This summer, Big Tech spent money on your privacy. But don’t worry, they still made a ton of money.
Alphabet, Snap, Twitter, and Facebook — excuse me, Meta — have all reported with investors the staggering amount of money they made last quarter in the last two weeks. Because they had to respond to a change in Apple’s policy dubbed App Tracking Transparency (ATT), which limited apps’ ability to follow users, all of these companies saw a minor drop in ad income.
According to the Financial Times, the four corporations collectively lost slightly under $10 billion in advertising revenue as a result of the adjustment. Snap had the biggest damage in terms of revenue: the company claims it lost $3 million while still making over $1 billion.
The impact of Apple’s privacy-protecting features is tiny but not negligible in the great picture of these multibillion-dollar organizations, Stephanie Liu, a marketing and privacy analyst at Forrester, said.
Google stated its YouTube income loss was “modest”, while Twitter said its ad performance was “pleased.” “The accuracy of our ad targeting reduced,” claimed Meta’s Sheryl Sandberg, “which increased the cost of driving outcomes for our clients.” Facebook, on the other hand, made $29 billion this summer.
There are a few reasons why certain businesses were hit worse than others.
Apple’s ATT has a direct influence on advertisers’ ability to obtain a mobile device ID, according to Liu. “So the impact of ATT on these companies boils down to whether their userbase is accessing their services via mobile app, website, or both.

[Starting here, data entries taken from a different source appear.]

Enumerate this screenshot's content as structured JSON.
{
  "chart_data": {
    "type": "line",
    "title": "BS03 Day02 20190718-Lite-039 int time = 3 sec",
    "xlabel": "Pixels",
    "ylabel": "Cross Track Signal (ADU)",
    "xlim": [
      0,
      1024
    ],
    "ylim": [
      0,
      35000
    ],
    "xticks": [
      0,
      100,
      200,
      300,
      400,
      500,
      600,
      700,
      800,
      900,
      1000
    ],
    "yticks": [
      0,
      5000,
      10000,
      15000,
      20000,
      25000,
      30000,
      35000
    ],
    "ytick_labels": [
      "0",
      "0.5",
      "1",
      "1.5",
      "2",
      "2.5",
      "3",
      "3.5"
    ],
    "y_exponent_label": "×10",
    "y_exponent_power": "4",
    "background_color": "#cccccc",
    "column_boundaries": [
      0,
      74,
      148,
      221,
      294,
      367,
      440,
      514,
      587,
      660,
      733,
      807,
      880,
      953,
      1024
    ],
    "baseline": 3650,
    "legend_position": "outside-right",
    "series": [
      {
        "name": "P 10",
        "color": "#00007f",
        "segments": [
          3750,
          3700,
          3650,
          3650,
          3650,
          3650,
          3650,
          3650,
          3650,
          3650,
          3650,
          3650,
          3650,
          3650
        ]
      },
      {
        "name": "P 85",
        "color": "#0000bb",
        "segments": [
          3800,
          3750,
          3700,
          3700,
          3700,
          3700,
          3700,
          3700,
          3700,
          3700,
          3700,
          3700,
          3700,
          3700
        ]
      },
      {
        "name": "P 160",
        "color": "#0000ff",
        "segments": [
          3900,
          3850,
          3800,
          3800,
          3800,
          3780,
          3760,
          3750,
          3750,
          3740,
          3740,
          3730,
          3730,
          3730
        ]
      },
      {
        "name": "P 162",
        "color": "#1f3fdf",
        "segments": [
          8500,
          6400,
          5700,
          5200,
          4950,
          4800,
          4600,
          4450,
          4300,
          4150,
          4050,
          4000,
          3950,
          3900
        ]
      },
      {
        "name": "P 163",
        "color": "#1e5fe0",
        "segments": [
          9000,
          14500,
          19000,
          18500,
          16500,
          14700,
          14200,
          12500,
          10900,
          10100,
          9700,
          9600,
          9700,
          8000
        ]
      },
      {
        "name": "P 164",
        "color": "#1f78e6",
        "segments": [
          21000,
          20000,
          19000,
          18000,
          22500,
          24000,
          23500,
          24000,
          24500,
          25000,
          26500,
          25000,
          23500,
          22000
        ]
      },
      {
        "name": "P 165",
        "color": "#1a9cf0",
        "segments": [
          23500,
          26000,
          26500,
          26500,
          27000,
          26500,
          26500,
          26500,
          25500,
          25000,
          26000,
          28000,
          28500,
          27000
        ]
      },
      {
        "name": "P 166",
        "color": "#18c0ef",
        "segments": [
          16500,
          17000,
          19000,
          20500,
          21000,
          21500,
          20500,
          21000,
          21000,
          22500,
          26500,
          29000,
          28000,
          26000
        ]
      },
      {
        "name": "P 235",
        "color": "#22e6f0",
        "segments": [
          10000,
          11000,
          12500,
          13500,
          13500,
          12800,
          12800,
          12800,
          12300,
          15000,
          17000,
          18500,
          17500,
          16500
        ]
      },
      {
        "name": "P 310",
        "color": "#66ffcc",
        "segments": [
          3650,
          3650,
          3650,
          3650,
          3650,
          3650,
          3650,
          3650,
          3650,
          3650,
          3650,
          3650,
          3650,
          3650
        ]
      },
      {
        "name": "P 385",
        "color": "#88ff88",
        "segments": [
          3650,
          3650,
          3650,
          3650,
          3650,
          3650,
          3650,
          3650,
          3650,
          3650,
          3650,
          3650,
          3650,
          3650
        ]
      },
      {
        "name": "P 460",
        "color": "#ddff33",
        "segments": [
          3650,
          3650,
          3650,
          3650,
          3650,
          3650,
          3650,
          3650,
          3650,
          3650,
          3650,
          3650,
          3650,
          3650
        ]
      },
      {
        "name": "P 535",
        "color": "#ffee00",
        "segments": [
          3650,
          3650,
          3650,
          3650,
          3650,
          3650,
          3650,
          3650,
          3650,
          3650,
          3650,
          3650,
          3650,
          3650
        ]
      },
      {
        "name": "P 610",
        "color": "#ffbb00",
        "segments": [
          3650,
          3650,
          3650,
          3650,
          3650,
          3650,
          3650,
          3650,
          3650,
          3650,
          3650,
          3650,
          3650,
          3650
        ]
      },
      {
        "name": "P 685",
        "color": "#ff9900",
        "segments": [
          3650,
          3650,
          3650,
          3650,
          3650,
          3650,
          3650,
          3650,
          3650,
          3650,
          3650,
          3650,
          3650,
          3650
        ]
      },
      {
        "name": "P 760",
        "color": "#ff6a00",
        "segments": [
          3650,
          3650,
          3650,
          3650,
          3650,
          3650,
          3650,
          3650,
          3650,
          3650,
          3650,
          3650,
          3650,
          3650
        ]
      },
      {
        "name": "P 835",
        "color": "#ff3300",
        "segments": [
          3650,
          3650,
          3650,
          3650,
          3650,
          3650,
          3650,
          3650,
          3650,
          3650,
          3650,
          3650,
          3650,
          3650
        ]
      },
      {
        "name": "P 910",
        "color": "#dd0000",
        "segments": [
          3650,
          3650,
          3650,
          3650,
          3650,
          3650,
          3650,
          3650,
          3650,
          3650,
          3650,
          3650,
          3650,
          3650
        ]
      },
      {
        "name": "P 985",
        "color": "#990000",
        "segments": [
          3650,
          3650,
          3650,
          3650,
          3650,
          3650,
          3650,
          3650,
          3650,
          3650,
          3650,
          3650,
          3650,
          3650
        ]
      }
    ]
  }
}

Snap is very much a mobile-first product, which is why they suffered the most with ATT. While a lot of users check Twitter from their phones, there’s still a large userbase on desktop too, so the impact of ATT is lessened.”

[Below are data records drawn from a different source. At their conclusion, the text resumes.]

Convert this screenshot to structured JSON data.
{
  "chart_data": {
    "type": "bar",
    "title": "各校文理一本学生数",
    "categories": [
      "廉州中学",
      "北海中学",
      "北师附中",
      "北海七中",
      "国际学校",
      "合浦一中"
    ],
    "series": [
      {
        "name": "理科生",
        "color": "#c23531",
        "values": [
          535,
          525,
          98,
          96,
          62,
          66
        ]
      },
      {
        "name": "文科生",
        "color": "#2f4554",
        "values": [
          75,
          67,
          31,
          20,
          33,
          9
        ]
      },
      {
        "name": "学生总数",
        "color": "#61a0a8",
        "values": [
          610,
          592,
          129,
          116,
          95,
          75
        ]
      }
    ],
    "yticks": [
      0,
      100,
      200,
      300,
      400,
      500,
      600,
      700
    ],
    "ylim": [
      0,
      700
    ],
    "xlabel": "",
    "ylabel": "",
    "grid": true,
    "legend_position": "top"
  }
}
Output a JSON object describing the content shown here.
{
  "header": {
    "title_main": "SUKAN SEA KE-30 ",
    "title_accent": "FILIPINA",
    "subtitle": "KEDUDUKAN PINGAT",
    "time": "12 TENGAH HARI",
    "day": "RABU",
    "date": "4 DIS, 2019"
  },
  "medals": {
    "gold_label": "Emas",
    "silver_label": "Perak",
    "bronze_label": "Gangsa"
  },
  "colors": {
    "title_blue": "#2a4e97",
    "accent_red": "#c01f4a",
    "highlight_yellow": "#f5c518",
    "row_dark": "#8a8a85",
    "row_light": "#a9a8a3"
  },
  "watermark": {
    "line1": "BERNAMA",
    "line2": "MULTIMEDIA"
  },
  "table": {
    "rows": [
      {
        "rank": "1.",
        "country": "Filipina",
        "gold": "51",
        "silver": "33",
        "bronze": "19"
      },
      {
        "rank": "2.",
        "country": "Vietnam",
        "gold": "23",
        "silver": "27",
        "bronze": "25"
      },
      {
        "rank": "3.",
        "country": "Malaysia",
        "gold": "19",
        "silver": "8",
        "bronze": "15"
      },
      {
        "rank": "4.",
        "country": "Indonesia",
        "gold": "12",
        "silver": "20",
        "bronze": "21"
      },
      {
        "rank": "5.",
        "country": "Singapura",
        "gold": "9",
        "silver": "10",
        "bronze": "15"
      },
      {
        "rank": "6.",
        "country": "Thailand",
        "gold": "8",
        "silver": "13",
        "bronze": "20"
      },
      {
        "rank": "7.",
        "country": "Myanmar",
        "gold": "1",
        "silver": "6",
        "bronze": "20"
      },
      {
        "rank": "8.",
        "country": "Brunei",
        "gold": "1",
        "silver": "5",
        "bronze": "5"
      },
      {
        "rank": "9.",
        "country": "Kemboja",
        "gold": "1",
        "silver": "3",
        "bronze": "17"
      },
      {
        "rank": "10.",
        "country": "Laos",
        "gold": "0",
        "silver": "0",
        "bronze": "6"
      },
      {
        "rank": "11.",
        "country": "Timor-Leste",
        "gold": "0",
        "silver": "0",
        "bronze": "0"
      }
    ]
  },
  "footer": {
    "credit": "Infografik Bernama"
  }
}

Isn’t it great that Twitter exists? It generated about $1.3 billion in revenue. But it’s nothing compared to Alphabet’s $65.1 billion valuations.
Apps that want to view what you’re doing on your iPhone outside of their own app now have to ask for permission, thanks to Apple’s adjustments. In a world where government enforcement spies on peaceful demonstrators, watching our activities to more accurately/creepily market to us isn’t the biggest breach of privacy, blocking all-seeing ad-tracking is really the least Apple and the rest of Big Tech can do.